UW Department of Geology and Geophysics Professor Ken Sims and recent Ph.D. graduate Sean Scott are co-authors of an article, “An isotopically distinct Zealandia-Antarctic mantle domain in the Southern Ocean,” published by the scientific journal Nature Geoscience in January.
“The Australian-Antarctic Ridge is the remotest mid-ocean ridge in the world’s oceans and one of the last explored ridge segments, and, lo and behold, our isotope measurements of the samples we collected provided us with quite a surprise -- an entirely new domain in the Earth’s mantle,” Sims says.
The two were part of a group investigating the Australian-Antarctic Ridge (AAR) that included researchers from the United States, South Korea and France. Known as the last gap in the mapping and sampling of seafloor spreading centers, AAR is a 1,200-mile expanse in the most remote parts of the ocean ridge system.
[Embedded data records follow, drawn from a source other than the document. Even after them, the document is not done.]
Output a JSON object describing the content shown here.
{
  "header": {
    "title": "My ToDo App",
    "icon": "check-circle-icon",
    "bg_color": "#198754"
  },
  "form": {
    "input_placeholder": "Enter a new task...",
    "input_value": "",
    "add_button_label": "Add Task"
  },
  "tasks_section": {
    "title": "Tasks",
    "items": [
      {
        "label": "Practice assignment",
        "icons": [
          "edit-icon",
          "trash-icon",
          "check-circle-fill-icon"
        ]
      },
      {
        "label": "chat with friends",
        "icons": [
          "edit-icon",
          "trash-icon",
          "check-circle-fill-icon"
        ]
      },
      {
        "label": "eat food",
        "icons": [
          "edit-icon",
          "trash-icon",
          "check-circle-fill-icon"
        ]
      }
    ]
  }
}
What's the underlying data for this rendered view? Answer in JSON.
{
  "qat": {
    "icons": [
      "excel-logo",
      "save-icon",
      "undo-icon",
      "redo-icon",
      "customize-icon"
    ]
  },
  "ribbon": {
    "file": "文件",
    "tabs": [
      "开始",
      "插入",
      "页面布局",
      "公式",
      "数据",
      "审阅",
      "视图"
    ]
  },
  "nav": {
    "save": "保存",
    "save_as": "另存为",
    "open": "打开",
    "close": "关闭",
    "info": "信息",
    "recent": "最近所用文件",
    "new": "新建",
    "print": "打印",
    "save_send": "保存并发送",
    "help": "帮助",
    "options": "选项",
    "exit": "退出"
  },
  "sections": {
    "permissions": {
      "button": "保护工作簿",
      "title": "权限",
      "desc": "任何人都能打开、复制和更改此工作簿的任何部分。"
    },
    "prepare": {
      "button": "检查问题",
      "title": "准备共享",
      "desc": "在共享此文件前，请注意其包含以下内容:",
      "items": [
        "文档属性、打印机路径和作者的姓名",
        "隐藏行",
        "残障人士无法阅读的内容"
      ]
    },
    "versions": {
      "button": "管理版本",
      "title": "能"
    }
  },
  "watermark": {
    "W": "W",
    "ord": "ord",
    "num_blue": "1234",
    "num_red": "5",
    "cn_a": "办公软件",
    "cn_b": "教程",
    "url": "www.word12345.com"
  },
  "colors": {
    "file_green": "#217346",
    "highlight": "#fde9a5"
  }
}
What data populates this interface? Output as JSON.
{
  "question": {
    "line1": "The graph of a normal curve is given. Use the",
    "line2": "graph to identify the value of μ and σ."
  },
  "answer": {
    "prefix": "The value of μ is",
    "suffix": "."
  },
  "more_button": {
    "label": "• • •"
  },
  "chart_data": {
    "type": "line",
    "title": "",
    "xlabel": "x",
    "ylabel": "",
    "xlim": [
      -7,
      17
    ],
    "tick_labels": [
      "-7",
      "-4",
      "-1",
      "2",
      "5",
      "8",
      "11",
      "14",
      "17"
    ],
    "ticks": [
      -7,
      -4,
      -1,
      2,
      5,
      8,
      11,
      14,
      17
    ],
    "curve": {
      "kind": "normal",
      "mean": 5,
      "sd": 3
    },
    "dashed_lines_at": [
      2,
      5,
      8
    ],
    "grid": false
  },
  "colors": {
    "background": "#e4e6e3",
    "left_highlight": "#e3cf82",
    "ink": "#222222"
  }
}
Specifically, the team was looking to resolve questions surrounding the boundaries of Earth’s mantle domains as seen in ocean basalt formations created during mantle melting.
Those basalt formations are pushed up from the Earth’s mantle beneath the Indian and Pacific oceans through the ridges and have distinct isotopic compositions. That has created a long-accepted boundary at the Australian-Antarctic Discordance along the Southeast Indian Ridge. This boundary has been widely used to place constraints on large-scale patterns of the mantle flow and composition in the Earth’s upper mantle. However, sampling between the Indian and Pacific ridges was lacking, because of difficulty in obtaining samples.
Now, Sims, Scott and company present data from the region that show the ridge has isotopic compositions distinct from both the Pacific and Indian mantle domains. The data define a separate Zealandia-Antarctic domain that appears to have formed in response to the deep mantle upwelling and ensuing volcanism that led to the breakup of ancient supercontinent Gondwana around 90 million years ago. The Zealandia-Antarctic domain currently persists at the margins of the Antarctic continent.
The group surmises that the relatively shallow depths of the AAR may be the result of this deep mantle upwelling, and large offset transformations to the east may be its boundary with the Pacific domain.